Culmination of success

“Ang matinding kahirapan ay epekto yan ng umiiral na sitwasyon sa lipunan, bahagi sila (kabataan) para malaman nila kung bakit yung tatay nila ganito yung trabaho at hindi nare-regular,” said Eskulayan area Coordinator Villamor Reyes Jr.

[The extreme poverty is an effect of the existing situation in society, they (youth) are part of it so they would understand why their father has this job but is not regular]

Today, July 30, marks the first graduation day of the children in Maysapang among the partner areas of Eskulayan.

According to Nagkakaisang Residente ng Maysapang Homeowners Association president Girlie Caduco, children were seen to be playing in every street of Maysapang before. She noted that it has been a part of the children’s daily routine. However, everything drastically changed when the country was struck by a pandemic crisis due to COVID-19.

Caduco said that the children no longer had the opportunity to attend school or interact with the teachers and other students since these were ordered to shut down and they were forced to undergo blended or distance learning since 2020.

“Mahalaga na na naitayo ang eskulayan dahil isa ito sa naging paraan para sa alternabong edukasyon lalo na sa panahong kasagsagan ng pandemic kung saan nabigyan sila ng kaalaman paano nila pangalagaan ang kanilang karapatan bilang bata,” said Caduco.

[It is important that the Eskulayan was established as it has become one of the ways for alternative education, especially during the pandemic where they were given knowledge on how to protect their rights as children]

Even with regard to the demolition and eviction threats issue were incorporated and discussed to the children for them to be aware of the community’s local struggle for housing rights.

 “Ang mga lesson talaga namin ay praktikal na makakatulong para sa mga problema sa komunidad lalo na’t nagsisimula na naman ang harassment ng R-II.” Eskulayan volunteer teacher Erlinda Ardales shared.

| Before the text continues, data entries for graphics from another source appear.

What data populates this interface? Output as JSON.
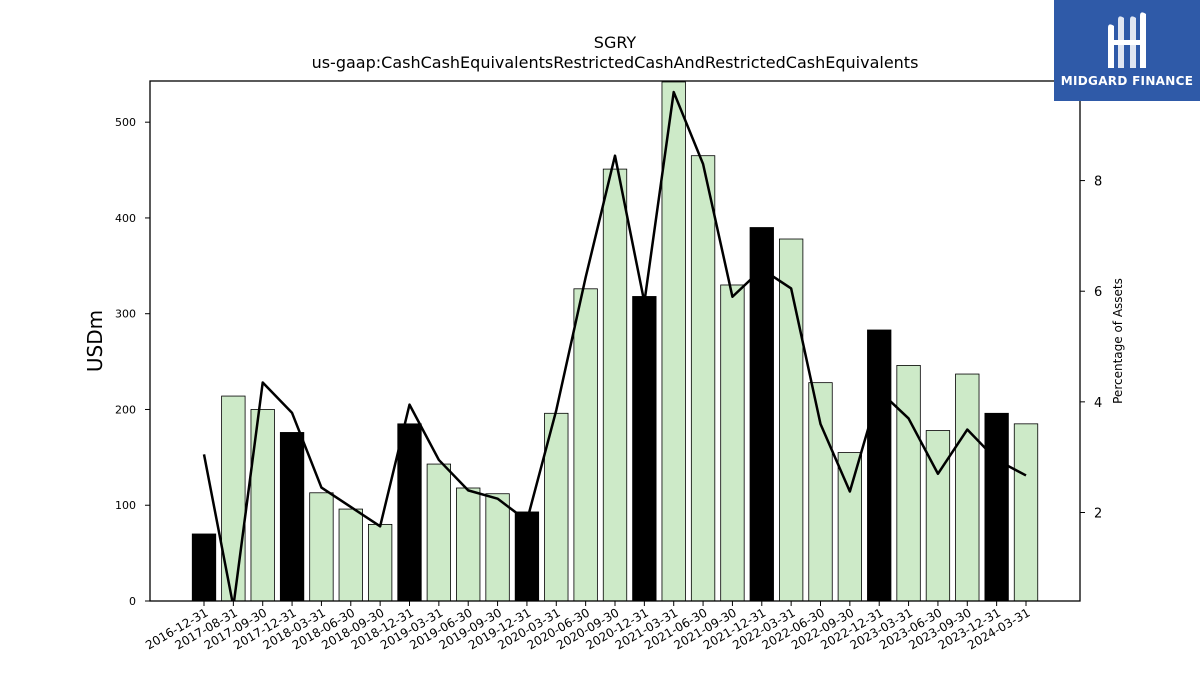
{
  "chart_data": {
    "type": "bar",
    "title": "SGRY",
    "subtitle": "us-gaap:CashCashEquivalentsRestrictedCashAndRestrictedCashEquivalents",
    "ylabel": "USDm",
    "y2label": "Percentage of Assets",
    "ylim": [
      0,
      543
    ],
    "y2lim": [
      0.4,
      9.8
    ],
    "yticks": [
      0,
      100,
      200,
      300,
      400,
      500
    ],
    "y2ticks": [
      2,
      4,
      6,
      8
    ],
    "categories": [
      "2016-12-31",
      "2017-08-31",
      "2017-09-30",
      "2017-12-31",
      "2018-03-31",
      "2018-06-30",
      "2018-09-30",
      "2018-12-31",
      "2019-03-31",
      "2019-06-30",
      "2019-09-30",
      "2019-12-31",
      "2020-03-31",
      "2020-06-30",
      "2020-09-30",
      "2020-12-31",
      "2021-03-31",
      "2021-06-30",
      "2021-09-30",
      "2021-12-31",
      "2022-03-31",
      "2022-06-30",
      "2022-09-30",
      "2022-12-31",
      "2023-03-31",
      "2023-06-30",
      "2023-09-30",
      "2023-12-31",
      "2024-03-31"
    ],
    "series": [
      {
        "type": "bar",
        "values": [
          70,
          214,
          200,
          176,
          113,
          96,
          80,
          185,
          143,
          118,
          112,
          93,
          196,
          326,
          451,
          318,
          542,
          465,
          330,
          390,
          378,
          228,
          155,
          283,
          246,
          178,
          237,
          196,
          185
        ],
        "highlight": [
          true,
          false,
          false,
          true,
          false,
          false,
          false,
          true,
          false,
          false,
          false,
          true,
          false,
          false,
          false,
          true,
          false,
          false,
          false,
          true,
          false,
          false,
          false,
          true,
          false,
          false,
          false,
          true,
          false
        ],
        "color": "#cdeac8",
        "highlight_color": "#000000"
      },
      {
        "type": "line",
        "axis": "right",
        "values": [
          3.05,
          0.3,
          4.35,
          3.8,
          2.45,
          2.1,
          1.75,
          3.95,
          2.95,
          2.4,
          2.25,
          1.85,
          3.85,
          6.25,
          8.45,
          5.8,
          9.6,
          8.3,
          5.9,
          6.4,
          6.05,
          3.6,
          2.38,
          4.2,
          3.7,
          2.7,
          3.5,
          2.95,
          2.67
        ],
        "color": "#000000"
      }
    ],
    "grid": false
  },
  "logo": {
    "text": "MIDGARD FINANCE",
    "icon": "midgard-m-logo-icon",
    "bg_color": "#2f5aa8"
  }
}
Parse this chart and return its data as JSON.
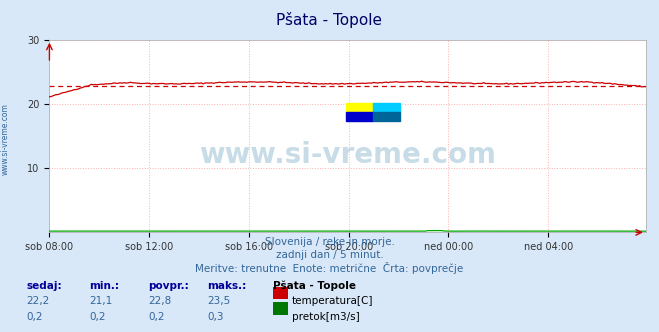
{
  "title": "Pšata - Topole",
  "subtitle_lines": [
    "Slovenija / reke in morje.",
    "zadnji dan / 5 minut.",
    "Meritve: trenutne  Enote: metrične  Črta: povprečje"
  ],
  "bg_color": "#d8e8f8",
  "plot_bg_color": "#ffffff",
  "grid_color": "#ffb0b0",
  "grid_style": ":",
  "x_labels": [
    "sob 08:00",
    "sob 12:00",
    "sob 16:00",
    "sob 20:00",
    "ned 00:00",
    "ned 04:00"
  ],
  "x_ticks": [
    0,
    48,
    96,
    144,
    192,
    240
  ],
  "x_max": 287,
  "y_min": 0,
  "y_max": 30,
  "y_ticks": [
    10,
    20,
    30
  ],
  "temp_color": "#cc0000",
  "flow_color": "#00aa00",
  "avg_line_color": "#cc0000",
  "avg_line_style": "--",
  "avg_temp": 22.8,
  "temp_min": 21.1,
  "temp_max": 23.5,
  "temp_current": 22.2,
  "flow_min": 0.2,
  "flow_max": 0.3,
  "flow_current": 0.2,
  "table_headers": [
    "sedaj:",
    "min.:",
    "povpr.:",
    "maks.:",
    "Pšata - Topole"
  ],
  "table_row1": [
    "22,2",
    "21,1",
    "22,8",
    "23,5",
    "temperatura[C]"
  ],
  "table_row2": [
    "0,2",
    "0,2",
    "0,2",
    "0,3",
    "pretok[m3/s]"
  ],
  "watermark": "www.si-vreme.com",
  "sidebar_text": "www.si-vreme.com",
  "logo_colors": [
    "#ffff00",
    "#00ccff",
    "#0000cc",
    "#006699"
  ],
  "title_color": "#000066",
  "subtitle_color": "#336699",
  "table_header_color": "#000099",
  "table_value_color": "#336699",
  "sidebar_color": "#336699",
  "watermark_color": "#c8dce8"
}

[Our lessons are really practical to help with problems in the community, especially since the harassment of R-II is starting again]

R-II Builders is a construction firm company utilizing the services of Jericko Security Agency that the residents reportedly experiences physical threats and harassments. The said company is owned by Reghis Romero who also owns the Harbour Centre Port Terminal, Inc. in Manila.

Eskulayan mobile schooling was then established in the Maysapang community and conducted in a weekday morning and afternoon sessions which was facilitated by two teachers and facilitators, respectively.